Окончательным крушением иллюзорной веры в возможность обрести вторую молодость стало последнее амурное приключение престарелого Осбруна, оказавшегося жертвой алчного корыстолюбия некоей Розетты, юной певички из оперного хора. «Частые кровопускания», которые та делала кошельку Барона, превратили «Рыцаря любовных дел» [5, с. 74] в «рыцаря скупости», заставив его «отказаться от ласк, которых он не мог чувствовать всей сладости и которые ему так дорого стоили» [5, с. 74]. Таким был финал моралистической повести Нугаре о семидесятилетнем старике, возмечтавшем обрести любовь, чтобы вернуть ушедшую молодость.
Принципиально иную акцентуацию геронтологическая тематика с сопутствующим ей шлейфом анакреонтических мотивов женской красоты, любви, вина получила у Достоевского.
Мы не располагаем строго документированными подтверждениями знакомства автора «Дядюшкиного сна» с оригиналами или русскоязычными переводами сочинений плодовитого Нугаре, хотя и не исключаем такую возможность полностью.
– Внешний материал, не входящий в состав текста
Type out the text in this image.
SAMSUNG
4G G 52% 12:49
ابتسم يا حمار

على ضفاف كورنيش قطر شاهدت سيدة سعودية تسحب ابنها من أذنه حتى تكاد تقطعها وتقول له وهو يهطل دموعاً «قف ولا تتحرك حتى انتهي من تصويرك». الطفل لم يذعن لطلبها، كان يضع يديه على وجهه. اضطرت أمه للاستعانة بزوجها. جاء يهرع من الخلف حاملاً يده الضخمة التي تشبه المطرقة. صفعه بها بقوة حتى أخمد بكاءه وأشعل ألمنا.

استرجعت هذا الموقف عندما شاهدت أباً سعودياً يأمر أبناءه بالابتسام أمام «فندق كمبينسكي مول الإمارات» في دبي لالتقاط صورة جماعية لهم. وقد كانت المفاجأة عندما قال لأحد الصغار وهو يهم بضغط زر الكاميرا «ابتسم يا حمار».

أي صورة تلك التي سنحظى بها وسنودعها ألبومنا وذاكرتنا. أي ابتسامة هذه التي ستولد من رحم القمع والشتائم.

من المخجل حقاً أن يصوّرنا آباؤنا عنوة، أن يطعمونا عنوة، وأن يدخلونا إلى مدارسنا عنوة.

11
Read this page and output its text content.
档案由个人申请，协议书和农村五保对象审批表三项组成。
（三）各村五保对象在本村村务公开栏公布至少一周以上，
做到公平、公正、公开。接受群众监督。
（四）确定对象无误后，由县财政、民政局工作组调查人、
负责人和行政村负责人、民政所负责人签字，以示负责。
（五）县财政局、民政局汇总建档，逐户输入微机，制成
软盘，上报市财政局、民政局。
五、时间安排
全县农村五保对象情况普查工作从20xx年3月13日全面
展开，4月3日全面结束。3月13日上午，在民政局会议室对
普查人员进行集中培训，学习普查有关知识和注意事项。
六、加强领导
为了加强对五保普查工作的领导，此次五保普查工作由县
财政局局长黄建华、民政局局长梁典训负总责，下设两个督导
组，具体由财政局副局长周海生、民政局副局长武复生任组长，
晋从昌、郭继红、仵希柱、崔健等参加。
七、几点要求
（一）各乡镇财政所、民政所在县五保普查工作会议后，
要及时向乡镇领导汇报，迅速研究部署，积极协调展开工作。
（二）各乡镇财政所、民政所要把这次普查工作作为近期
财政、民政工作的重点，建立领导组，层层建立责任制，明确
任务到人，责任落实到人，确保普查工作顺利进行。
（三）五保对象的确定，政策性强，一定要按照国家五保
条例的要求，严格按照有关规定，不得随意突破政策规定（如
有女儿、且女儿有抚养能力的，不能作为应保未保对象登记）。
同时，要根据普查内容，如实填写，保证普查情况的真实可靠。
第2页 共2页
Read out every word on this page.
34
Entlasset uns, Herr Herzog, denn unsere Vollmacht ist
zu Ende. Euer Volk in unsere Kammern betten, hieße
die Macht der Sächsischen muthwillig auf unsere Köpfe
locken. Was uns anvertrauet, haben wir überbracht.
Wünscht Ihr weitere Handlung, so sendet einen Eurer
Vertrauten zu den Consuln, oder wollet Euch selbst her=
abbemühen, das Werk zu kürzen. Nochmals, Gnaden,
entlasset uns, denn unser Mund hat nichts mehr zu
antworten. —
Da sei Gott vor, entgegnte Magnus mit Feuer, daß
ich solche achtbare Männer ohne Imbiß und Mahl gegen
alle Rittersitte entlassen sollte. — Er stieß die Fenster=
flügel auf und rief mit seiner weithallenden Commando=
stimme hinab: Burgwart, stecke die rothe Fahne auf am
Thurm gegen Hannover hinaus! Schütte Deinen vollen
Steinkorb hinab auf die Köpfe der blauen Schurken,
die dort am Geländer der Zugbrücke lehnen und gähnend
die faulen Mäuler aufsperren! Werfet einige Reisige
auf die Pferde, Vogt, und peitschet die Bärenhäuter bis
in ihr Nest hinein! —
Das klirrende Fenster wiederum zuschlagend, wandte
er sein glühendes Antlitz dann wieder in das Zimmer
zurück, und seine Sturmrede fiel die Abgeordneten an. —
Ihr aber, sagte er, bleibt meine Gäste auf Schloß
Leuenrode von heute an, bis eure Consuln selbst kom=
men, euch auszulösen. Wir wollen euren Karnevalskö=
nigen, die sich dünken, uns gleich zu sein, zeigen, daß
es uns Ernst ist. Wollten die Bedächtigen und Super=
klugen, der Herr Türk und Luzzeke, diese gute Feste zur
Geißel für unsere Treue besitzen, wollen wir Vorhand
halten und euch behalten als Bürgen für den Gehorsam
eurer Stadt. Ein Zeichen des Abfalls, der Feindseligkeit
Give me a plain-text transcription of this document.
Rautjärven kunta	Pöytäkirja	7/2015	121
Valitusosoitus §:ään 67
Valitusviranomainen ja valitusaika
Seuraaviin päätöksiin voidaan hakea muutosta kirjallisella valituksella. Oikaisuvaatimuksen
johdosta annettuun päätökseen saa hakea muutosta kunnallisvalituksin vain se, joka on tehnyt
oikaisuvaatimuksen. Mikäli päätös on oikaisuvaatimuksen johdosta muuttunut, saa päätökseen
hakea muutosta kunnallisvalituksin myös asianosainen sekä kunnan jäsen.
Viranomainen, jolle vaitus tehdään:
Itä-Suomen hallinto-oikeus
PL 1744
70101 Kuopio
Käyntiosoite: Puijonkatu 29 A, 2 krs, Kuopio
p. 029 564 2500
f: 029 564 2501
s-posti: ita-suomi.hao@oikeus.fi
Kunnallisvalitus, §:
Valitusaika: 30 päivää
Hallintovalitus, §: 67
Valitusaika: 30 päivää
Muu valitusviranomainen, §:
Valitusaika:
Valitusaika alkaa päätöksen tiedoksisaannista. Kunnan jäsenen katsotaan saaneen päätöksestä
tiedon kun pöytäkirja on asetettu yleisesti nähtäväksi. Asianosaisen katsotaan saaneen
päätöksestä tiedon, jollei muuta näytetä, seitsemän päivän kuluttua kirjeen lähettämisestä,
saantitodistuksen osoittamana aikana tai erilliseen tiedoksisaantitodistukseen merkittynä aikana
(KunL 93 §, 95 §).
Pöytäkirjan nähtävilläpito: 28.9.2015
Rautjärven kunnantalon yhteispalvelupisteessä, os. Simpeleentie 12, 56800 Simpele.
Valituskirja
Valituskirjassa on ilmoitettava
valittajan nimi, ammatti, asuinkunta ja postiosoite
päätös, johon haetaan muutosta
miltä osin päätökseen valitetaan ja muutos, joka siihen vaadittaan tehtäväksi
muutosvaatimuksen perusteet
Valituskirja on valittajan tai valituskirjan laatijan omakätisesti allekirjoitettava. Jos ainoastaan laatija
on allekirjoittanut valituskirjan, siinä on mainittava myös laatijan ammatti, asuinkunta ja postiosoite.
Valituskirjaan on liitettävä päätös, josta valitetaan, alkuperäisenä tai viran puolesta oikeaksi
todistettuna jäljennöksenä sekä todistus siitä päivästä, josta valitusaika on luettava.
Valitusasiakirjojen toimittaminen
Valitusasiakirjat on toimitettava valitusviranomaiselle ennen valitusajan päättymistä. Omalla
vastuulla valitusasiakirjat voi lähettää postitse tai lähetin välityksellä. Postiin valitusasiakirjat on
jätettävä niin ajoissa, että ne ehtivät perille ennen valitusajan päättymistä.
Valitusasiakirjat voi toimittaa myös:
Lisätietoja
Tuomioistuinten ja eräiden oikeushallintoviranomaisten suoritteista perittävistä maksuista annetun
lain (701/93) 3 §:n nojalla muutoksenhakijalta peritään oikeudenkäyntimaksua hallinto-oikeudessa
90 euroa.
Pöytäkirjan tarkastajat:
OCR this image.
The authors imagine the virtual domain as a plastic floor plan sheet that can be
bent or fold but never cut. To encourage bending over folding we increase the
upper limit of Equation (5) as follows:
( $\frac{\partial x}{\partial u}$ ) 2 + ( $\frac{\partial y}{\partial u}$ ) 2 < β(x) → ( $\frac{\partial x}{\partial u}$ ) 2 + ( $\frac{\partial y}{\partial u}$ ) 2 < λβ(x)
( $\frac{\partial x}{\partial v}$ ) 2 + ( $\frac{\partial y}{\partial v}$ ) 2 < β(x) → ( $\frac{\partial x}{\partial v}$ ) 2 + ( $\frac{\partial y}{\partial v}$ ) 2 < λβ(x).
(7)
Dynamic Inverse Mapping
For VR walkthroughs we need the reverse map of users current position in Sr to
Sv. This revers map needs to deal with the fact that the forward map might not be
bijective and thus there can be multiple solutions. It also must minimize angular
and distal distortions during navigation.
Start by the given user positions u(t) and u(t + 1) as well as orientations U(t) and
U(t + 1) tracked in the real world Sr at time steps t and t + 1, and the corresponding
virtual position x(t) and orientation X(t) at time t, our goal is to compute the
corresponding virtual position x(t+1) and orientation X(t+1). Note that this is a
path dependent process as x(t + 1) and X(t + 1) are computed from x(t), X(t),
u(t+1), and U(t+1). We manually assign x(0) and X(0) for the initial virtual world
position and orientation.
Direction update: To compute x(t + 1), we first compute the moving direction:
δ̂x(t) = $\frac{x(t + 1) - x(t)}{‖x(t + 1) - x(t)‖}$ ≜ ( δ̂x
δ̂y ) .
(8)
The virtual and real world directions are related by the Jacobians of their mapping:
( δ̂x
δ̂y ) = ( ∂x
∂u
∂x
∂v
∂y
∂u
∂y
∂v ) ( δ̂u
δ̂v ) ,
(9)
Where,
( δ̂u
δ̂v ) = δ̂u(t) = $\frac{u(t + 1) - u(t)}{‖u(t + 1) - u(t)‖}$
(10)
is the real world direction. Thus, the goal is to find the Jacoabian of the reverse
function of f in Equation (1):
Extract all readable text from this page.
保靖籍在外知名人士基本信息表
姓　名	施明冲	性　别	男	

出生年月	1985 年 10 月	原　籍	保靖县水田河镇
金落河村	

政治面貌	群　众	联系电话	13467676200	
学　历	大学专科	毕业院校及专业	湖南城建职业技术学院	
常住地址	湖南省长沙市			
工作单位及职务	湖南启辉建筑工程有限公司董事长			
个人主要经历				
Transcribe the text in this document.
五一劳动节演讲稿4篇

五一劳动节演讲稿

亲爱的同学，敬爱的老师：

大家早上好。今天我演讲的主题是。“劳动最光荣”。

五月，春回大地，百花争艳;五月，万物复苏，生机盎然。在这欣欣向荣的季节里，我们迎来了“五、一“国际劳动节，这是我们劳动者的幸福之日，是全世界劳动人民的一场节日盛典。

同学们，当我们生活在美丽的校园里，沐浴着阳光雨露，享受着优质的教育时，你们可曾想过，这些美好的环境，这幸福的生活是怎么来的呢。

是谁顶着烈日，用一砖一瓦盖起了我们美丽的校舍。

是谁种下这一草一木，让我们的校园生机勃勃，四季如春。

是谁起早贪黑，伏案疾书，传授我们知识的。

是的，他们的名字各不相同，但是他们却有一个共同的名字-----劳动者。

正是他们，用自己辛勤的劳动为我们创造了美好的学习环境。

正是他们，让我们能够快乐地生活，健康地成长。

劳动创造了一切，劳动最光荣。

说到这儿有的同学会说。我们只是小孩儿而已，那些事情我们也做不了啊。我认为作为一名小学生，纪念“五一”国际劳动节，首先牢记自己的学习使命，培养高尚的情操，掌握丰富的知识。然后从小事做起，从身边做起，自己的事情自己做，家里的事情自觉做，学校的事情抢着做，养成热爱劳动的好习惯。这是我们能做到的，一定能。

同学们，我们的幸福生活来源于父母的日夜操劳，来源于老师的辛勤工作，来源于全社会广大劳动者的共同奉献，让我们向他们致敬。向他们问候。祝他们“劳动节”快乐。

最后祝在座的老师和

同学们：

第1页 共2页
Как бы то ни было, но французская повесть о старике, одержимом idee fixe изменить природные ритмы человеческого существования, представляет несомненный интерес в качестве выразительного сегмента если не линейного, то парадигматического контекста названного выше произведения Достоевского. Колоритная фигура князя Гаврилы в отдельных деталях портретирования отмечена бросающимся в глаза сходством с незадачливым Бароном Осбруном, что объясняется, скорее всего, принадлежностью этих персонажей к общему исходному образному топосу с устойчивой парадигмой комического описания. Характерные для нее дескриптивные эле-
348
Liberal Arts in Russia 2014. Vol. 3. No. 5
менты, дополненные атрибутами рокайльного происхождения, использованы в качестве «кирпичиков», из которых сконструирован внешний облик «дядюшки». Вот его описание при первом появлении в доме Москалевой: «С первого, беглого взгляда вы вовсе не сочтете этого князя за старика и, только взглянув поближе и пристальнее, увидите, что это какой-то мертвец на пружинах. Все средства искусства употреблены, чтоб закостюмировать эту мумию в юношу. Удивительный парик, бакенбарды, усы и эспаньолка, превосходнейшего черного цвета, закрывают половину лица. Лицо набеленное и нарумяненное необыкновенно искусно, и на нем почти нет морщин. Куда они делись? - неизвестно. Одет он совершенно по моде, точно вырвался из модной картинки. На нем какая-то визитка или что-то подобное, ей-богу, не знаю, что именно, но только что-то чрезвычайно модное и современное, созданное для утренних визитов. Перчатки, галстух, жилет, белье и все прочее - все это ослепительной свежести и изящного вкуса. Князь немного прихрамывает, но прихрамывает так ловко, как будто и это необходимо по моде. В глазу его стеклышко, в том самом глазу, который и без того стеклянный. Князь пропитан духами. Разговаривая, он как-то особенно протягивает иные слова, - может быть, от старческой немощи, может быть, оттого, что все зубы вставные, может быть, и для пущей важности» [4, с. 310].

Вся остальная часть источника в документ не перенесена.